僕の中のあいつ 第二部 第六章
「おまえらなぁ……」

 僕は目の前に広がる料理を見るなり頭を抱えた。と言うよりも何かを言う気力を根こそぎ奪い取られ、がっくりと肩を落とす。

「気に……入らなかった?」

 優が僕の顔色を伺いながら恐る恐る聞いて来た。そりゃ、僕だって誕生日を祝ってくれるのは嬉しいし、待っている間優達は何をしてくれるんだろうと楽しみにしていた。でも僕の考えが甘かった、こいつ等はとんでもない事をやってのけたのだ。料理はいいとして、問題はその器だ……何で美里と健太が裸になって寝っ転がっているんだ!これじゃ、まるで女体盛り……いや、少年盛りだな……こりゃ。

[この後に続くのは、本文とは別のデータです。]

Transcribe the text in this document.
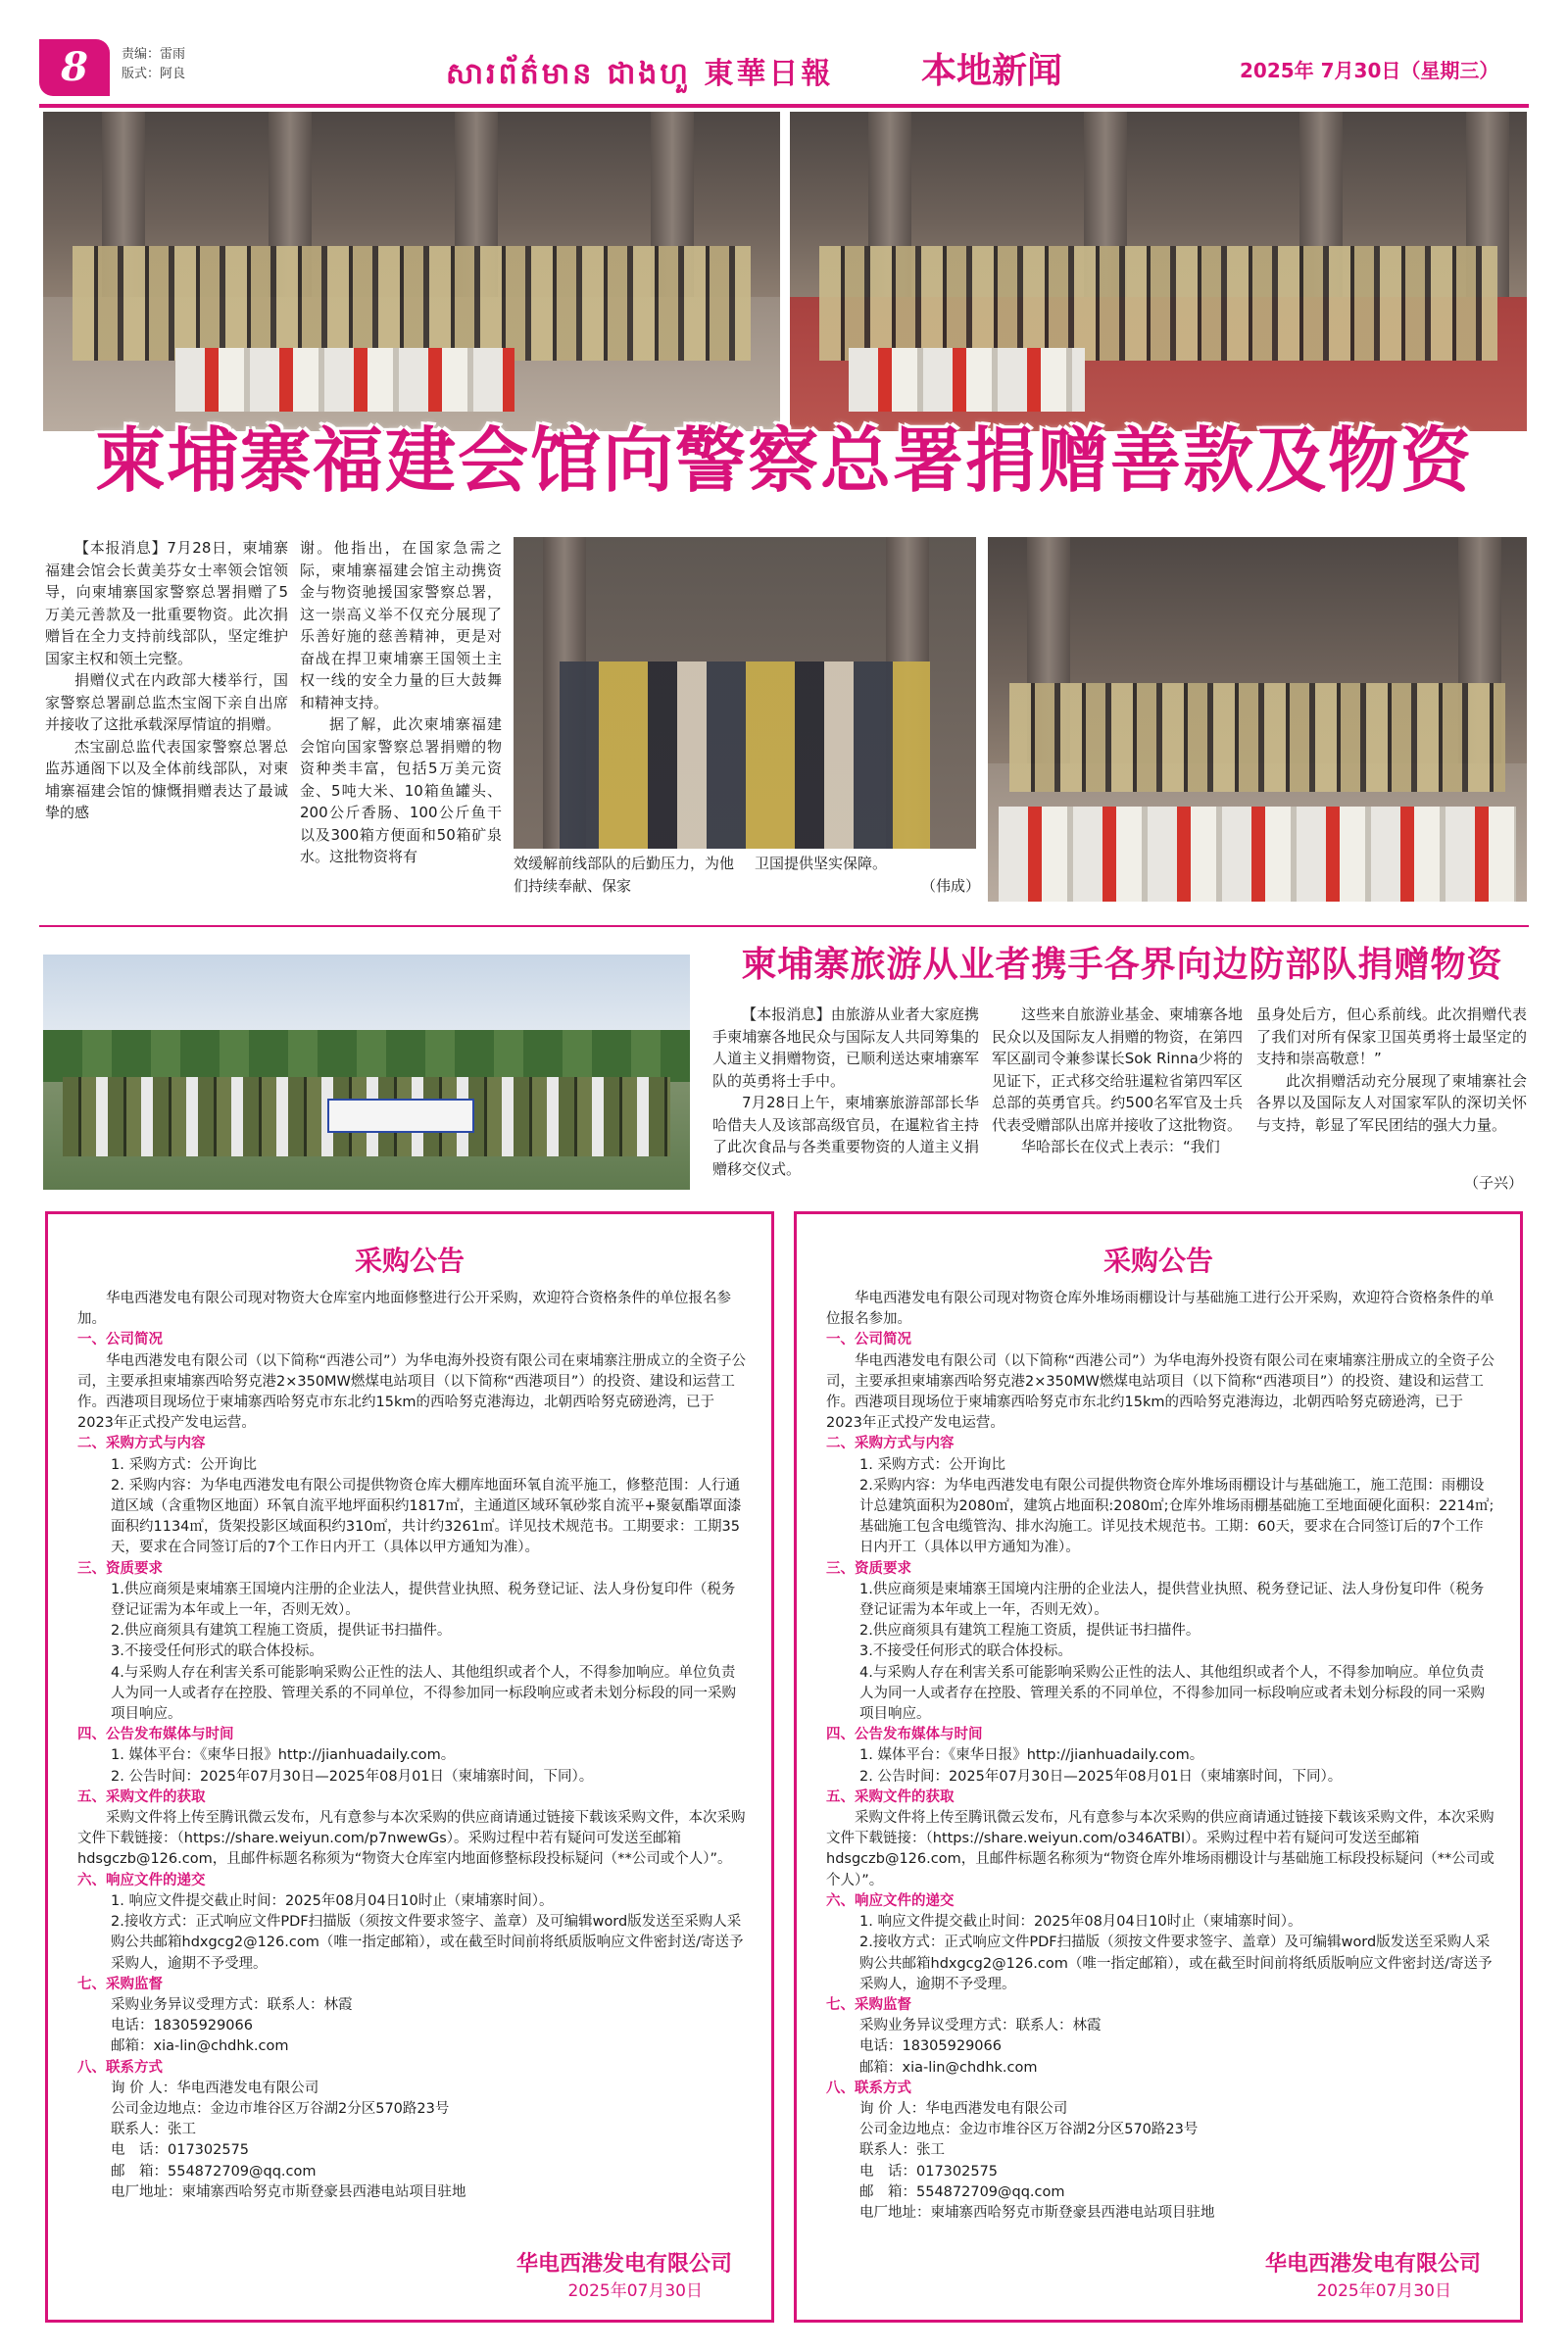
8	责编：雷雨
版式：阿良	សារព័ត៌មាន ជាងហួ 東華日報 本地新闻	2025年 7月30日（星期三）
柬埔寨福建会馆向警察总署捐赠善款及物资

【本报消息】7月28日，柬埔寨福建会馆会长黄美芬女士率领会馆领导，向柬埔寨国家警察总署捐赠了5万美元善款及一批重要物资。此次捐赠旨在全力支持前线部队，坚定维护国家主权和领土完整。

捐赠仪式在内政部大楼举行，国家警察总署副总监杰宝阁下亲自出席并接收了这批承载深厚情谊的捐赠。

杰宝副总监代表国家警察总署总监苏通阁下以及全体前线部队，对柬埔寨福建会馆的慷慨捐赠表达了最诚挚的感

谢。他指出，在国家急需之际，柬埔寨福建会馆主动携资金与物资驰援国家警察总署，这一崇高义举不仅充分展现了乐善好施的慈善精神，更是对奋战在捍卫柬埔寨王国领土主权一线的安全力量的巨大鼓舞和精神支持。

据了解，此次柬埔寨福建会馆向国家警察总署捐赠的物资种类丰富，包括5万美元资金、5吨大米、10箱鱼罐头、200公斤香肠、100公斤鱼干以及300箱方便面和50箱矿泉水。这批物资将有	效缓解前线部队的后勤压力，为他们持续奉献、保家
卫国提供坚实保障。
（伟成）
柬埔寨旅游从业者携手各界向边防部队捐赠物资

【本报消息】由旅游从业者大家庭携手柬埔寨各地民众与国际友人共同筹集的人道主义捐赠物资，已顺利送达柬埔寨军队的英勇将士手中。

7月28日上午，柬埔寨旅游部部长华哈借夫人及该部高级官员，在暹粒省主持了此次食品与各类重要物资的人道主义捐赠移交仪式。

这些来自旅游业基金、柬埔寨各地民众以及国际友人捐赠的物资，在第四军区副司令兼参谋长Sok Rinna少将的见证下，正式移交给驻暹粒省第四军区总部的英勇官兵。约500名军官及士兵代表受赠部队出席并接收了这批物资。

华哈部长在仪式上表示：“我们

虽身处后方，但心系前线。此次捐赠代表了我们对所有保家卫国英勇将士最坚定的支持和崇高敬意！”

此次捐赠活动充分展现了柬埔寨社会各界以及国际友人对国家军队的深切关怀与支持，彰显了军民团结的强大力量。

（子兴）
采购公告
华电西港发电有限公司现对物资大仓库室内地面修整进行公开采购，欢迎符合资格条件的单位报名参加。
一、公司简况
华电西港发电有限公司（以下简称“西港公司”）为华电海外投资有限公司在柬埔寨注册成立的全资子公司，主要承担柬埔寨西哈努克港2×350MW燃煤电站项目（以下简称“西港项目”）的投资、建设和运营工作。西港项目现场位于柬埔寨西哈努克市东北约15km的西哈努克港海边，北朝西哈努克磅逊湾，已于2023年正式投产发电运营。
二、采购方式与内容
1. 采购方式：公开询比
2. 采购内容：为华电西港发电有限公司提供物资仓库大棚库地面环氧自流平施工，修整范围：人行通道区域（含重物区地面）环氧自流平地坪面积约1817㎡，主通道区域环氧砂浆自流平+聚氨酯罩面漆面积约1134㎡，货架投影区域面积约310㎡，共计约3261㎡。详见技术规范书。工期要求：工期35天，要求在合同签订后的7个工作日内开工（具体以甲方通知为准）。
三、资质要求
1.供应商须是柬埔寨王国境内注册的企业法人，提供营业执照、税务登记证、法人身份复印件（税务登记证需为本年或上一年，否则无效）。
2.供应商须具有建筑工程施工资质，提供证书扫描件。
3.不接受任何形式的联合体投标。
4.与采购人存在利害关系可能影响采购公正性的法人、其他组织或者个人，不得参加响应。单位负责人为同一人或者存在控股、管理关系的不同单位，不得参加同一标段响应或者未划分标段的同一采购项目响应。
四、公告发布媒体与时间
1. 媒体平台：《柬华日报》http://jianhuadaily.com。
2. 公告时间：2025年07月30日—2025年08月01日（柬埔寨时间，下同）。
五、采购文件的获取
采购文件将上传至腾讯微云发布，凡有意参与本次采购的供应商请通过链接下载该采购文件，本次采购文件下载链接：（https://share.weiyun.com/p7nwewGs）。采购过程中若有疑问可发送至邮箱hdsgczb@126.com，且邮件标题名称须为“物资大仓库室内地面修整标段投标疑问（**公司或个人）”。
六、响应文件的递交
1. 响应文件提交截止时间：2025年08月04日10时止（柬埔寨时间）。
2.接收方式：正式响应文件PDF扫描版（须按文件要求签字、盖章）及可编辑word版发送至采购人采购公共邮箱hdxgcg2@126.com（唯一指定邮箱），或在截至时间前将纸质版响应文件密封送/寄送予采购人，逾期不予受理。
七、采购监督
采购业务异议受理方式：联系人：林霞
电话：18305929066
邮箱：xia-lin@chdhk.com
八、联系方式
询 价 人：华电西港发电有限公司
公司金边地点：金边市堆谷区万谷湖2分区570路23号
联系人：张工
电　话：017302575
邮　箱：554872709@qq.com
电厂地址：柬埔寨西哈努克市斯登豪县西港电站项目驻地
华电西港发电有限公司
2025年07月30日
采购公告
华电西港发电有限公司现对物资仓库外堆场雨棚设计与基础施工进行公开采购，欢迎符合资格条件的单位报名参加。
一、公司简况
华电西港发电有限公司（以下简称“西港公司”）为华电海外投资有限公司在柬埔寨注册成立的全资子公司，主要承担柬埔寨西哈努克港2×350MW燃煤电站项目（以下简称“西港项目”）的投资、建设和运营工作。西港项目现场位于柬埔寨西哈努克市东北约15km的西哈努克港海边，北朝西哈努克磅逊湾，已于2023年正式投产发电运营。
二、采购方式与内容
1. 采购方式：公开询比
2.采购内容：为华电西港发电有限公司提供物资仓库外堆场雨棚设计与基础施工，施工范围：雨棚设计总建筑面积为2080㎡，建筑占地面积:2080㎡;仓库外堆场雨棚基础施工至地面硬化面积：2214㎡;基础施工包含电缆管沟、排水沟施工。详见技术规范书。工期：60天，要求在合同签订后的7个工作日内开工（具体以甲方通知为准）。
三、资质要求
1.供应商须是柬埔寨王国境内注册的企业法人，提供营业执照、税务登记证、法人身份复印件（税务登记证需为本年或上一年，否则无效）。
2.供应商须具有建筑工程施工资质，提供证书扫描件。
3.不接受任何形式的联合体投标。
4.与采购人存在利害关系可能影响采购公正性的法人、其他组织或者个人，不得参加响应。单位负责人为同一人或者存在控股、管理关系的不同单位，不得参加同一标段响应或者未划分标段的同一采购项目响应。
四、公告发布媒体与时间
1. 媒体平台：《柬华日报》http://jianhuadaily.com。
2. 公告时间：2025年07月30日—2025年08月01日（柬埔寨时间，下同）。
五、采购文件的获取
采购文件将上传至腾讯微云发布，凡有意参与本次采购的供应商请通过链接下载该采购文件，本次采购文件下载链接：（https://share.weiyun.com/o346ATBI）。采购过程中若有疑问可发送至邮箱hdsgczb@126.com，且邮件标题名称须为“物资仓库外堆场雨棚设计与基础施工标段投标疑问（**公司或个人）”。
六、响应文件的递交
1. 响应文件提交截止时间：2025年08月04日10时止（柬埔寨时间）。
2.接收方式：正式响应文件PDF扫描版（须按文件要求签字、盖章）及可编辑word版发送至采购人采购公共邮箱hdxgcg2@126.com（唯一指定邮箱），或在截至时间前将纸质版响应文件密封送/寄送予采购人，逾期不予受理。
七、采购监督
采购业务异议受理方式：联系人：林霞
电话：18305929066
邮箱：xia-lin@chdhk.com
八、联系方式
询 价 人：华电西港发电有限公司
公司金边地点：金边市堆谷区万谷湖2分区570路23号
联系人：张工
电　话：017302575
邮　箱：554872709@qq.com
电厂地址：柬埔寨西哈努克市斯登豪县西港电站项目驻地
华电西港发电有限公司
2025年07月30日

「気に入るも何も無いよ、なんだってこんな事したんだ……?誰にこんな変な事教わった」

 すると後ろにいた美幸が全く反省の色の無い声で答える。

「ごめん、明兄ぃ。優ちゃんに教えたのオイラ」

「美幸ぃ〜お……ま……え……は……なんでこういう事を優に教えるんだ〜〜〜」

 僕は美幸のこめかみを拳でグリグリしながら文句を言う。

「痛、痛ぇって!明兄ぃ!文句言うなら清水のおっちゃんと相模っちに言ってよっ!」

 かなり容赦無く力を込めた為、美幸は真面目に半分涙を流しながら言い訳をして来た。

「何でそこに清水さんや相模さんが出て来るんだよ。言ってみ?」

「この間、仕事の帰りにクライアントの人が料亭に連れて行ってくれたんだよ。うまい物食えるって兄ちゃんと楽しみにしてたんだよ。そしたらさ、おっちゃんがオイラ達にいきなり帰れって言うんだ。お前達にはまだ早すぎるからってさ、せっかくご馳走を楽しみにしてたのにさ、おっちゃんは理由教えてくんないしさ。そしたら兄ちゃんが帰りに教えてくれたんだ。女の人が裸になっててその上に料理がのっかってたって。何か悔しいじゃん?オイラだって見てみたかったんだよね、そう言うの。ほんとは女の人でやってみたかったんだけど、こんな事やってくれる人知り合いにいないし、明兄ぃはこっちの方が喜ぶって優ちゃんが言うから、優ちゃんに手伝ってもらって兄ちゃんと健太に盛り付けてみたんだ。料理自体は優ちゃんが帝都ホテルのシェフに作ってもらったやつなんだ、だから美味しいよ」

「あ、あぁ、そう、そりゃ御苦労さん」

 美幸はそこ迄一気に話してしまう。普段から口数の多い子だが、まるでマシンガンの様に話すその姿に僕は怒る気も失せてしまった。しかし、清水さんも料亭に女体盛りがあるなんて思ってもみなかったんだろうなぁ……。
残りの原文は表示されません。